Dans un livre sur Bobby Hull publié cet automne, le journaliste Gare Joyce avance cette hypothèse: l'ancien joueur vedette aurait subi une douzaine de commotions cérébrales durant sa carrière.

Il est hasardeux de dresser des diagnostics des dizaines d'années après les événements. N'empêche que la lecture de certains articles de l'époque intrigue. Ainsi, après avoir été plaqué par Jack Evans durant les séries de 1961, Jean Béliveau déclarait au journaliste Claude Larochelle, de Sport-Revue: «J'ai été frappé à la tête dans cette collision avec Evans et j'ai été ébranlé pour le reste de la demi-finale. J'avais l'impression que le volume de ma tête avait doublé».

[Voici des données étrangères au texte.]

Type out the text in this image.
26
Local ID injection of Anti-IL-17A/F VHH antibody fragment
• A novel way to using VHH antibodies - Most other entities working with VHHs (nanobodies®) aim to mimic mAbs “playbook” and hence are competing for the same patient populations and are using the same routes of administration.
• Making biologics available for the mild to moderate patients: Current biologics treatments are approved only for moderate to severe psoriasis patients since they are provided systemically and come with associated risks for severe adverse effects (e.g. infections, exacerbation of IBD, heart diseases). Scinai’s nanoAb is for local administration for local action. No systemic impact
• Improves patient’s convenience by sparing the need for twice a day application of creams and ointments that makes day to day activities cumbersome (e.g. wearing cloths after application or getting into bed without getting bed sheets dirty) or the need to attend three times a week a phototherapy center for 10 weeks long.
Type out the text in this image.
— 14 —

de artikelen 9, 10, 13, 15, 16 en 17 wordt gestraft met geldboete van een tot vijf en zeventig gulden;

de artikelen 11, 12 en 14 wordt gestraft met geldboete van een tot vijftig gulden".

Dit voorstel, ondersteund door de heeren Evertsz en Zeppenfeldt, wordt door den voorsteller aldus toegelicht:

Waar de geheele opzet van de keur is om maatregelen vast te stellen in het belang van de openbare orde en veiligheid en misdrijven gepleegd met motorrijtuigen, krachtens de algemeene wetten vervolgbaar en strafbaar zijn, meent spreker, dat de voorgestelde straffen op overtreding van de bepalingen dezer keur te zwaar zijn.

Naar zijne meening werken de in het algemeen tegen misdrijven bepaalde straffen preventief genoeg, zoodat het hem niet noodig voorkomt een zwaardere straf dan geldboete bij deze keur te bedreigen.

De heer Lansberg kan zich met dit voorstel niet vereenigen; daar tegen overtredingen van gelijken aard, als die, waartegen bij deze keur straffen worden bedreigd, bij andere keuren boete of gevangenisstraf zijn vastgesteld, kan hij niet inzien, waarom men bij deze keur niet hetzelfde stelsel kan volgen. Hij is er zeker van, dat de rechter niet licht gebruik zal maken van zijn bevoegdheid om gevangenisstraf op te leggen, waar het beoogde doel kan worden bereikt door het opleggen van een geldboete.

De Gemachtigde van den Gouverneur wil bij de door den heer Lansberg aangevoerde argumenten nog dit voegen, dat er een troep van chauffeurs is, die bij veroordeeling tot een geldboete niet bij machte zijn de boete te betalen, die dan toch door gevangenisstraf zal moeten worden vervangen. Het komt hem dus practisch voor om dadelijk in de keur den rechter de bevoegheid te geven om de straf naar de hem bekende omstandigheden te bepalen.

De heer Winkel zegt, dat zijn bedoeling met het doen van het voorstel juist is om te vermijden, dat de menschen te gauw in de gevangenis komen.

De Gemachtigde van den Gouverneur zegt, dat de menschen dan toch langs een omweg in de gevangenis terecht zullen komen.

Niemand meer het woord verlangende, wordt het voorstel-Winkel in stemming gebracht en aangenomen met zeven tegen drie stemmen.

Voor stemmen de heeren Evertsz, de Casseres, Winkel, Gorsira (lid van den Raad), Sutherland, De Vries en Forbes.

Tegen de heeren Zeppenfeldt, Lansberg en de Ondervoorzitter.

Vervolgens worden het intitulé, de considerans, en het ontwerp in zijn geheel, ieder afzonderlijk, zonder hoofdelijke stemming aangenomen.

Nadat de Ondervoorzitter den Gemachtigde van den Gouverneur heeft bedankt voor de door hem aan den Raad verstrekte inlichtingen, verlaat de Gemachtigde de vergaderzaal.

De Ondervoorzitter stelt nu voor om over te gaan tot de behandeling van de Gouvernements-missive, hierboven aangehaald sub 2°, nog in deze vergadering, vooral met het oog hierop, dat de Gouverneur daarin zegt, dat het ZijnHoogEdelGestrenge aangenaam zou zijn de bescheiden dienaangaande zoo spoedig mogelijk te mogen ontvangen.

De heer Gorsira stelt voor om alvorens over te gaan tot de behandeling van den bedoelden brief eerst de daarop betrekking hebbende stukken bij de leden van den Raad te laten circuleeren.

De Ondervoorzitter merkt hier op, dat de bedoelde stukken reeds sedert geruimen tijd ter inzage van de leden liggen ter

Dans son autobiographie publiée en 1994, Béliveau précise: «On a diagnostiqué une 'légère commotion' après le coup que m'avait administré Evans, mais jamais commotion n'aura eu un effet si prolongé sur qui que ce soit. J'en étais à peine remis au camp d'entraînement, en septembre. Je croyais même que j'avais subi une fracture du crâne...»

L'époque où des joueurs comme Béliveau comprenaient mal pourquoi ils perdaient leur énergie après avoir subi un coup à la tête est derrière nous. Bien sûr, trop de temps aura été nécessaire avant de faire des commotions cérébrales un enjeu majeur du hockey. Mais mieux vaut tard que jamais. Des percées importantes ont été réalisées en 2011.

Hélas, cela ne permettra pas à Sidney Crosby, Claude Giroux et aux autres de guérir plus vite. Mais la prise de conscience survenue au cours des 12 derniers mois laissera des traces durables.

En janvier dernier, la LNH ne croyait pas que les événements la forceraient à sortir de son inertie pour lutter contre les coups à la tête. Le mouvement en ce sens se poursuivra. Et, à petits pas, la LNH ajustera ses règlements pour punir toujours plus sévèrement ces coups si dangereux, et dissuader les bagarreurs de laisser tomber les gants. Pas nécessairement de gaieté de coeur. Mais parce que la pression des milieux sportifs et scientifiques ne lui laissera pas le choix.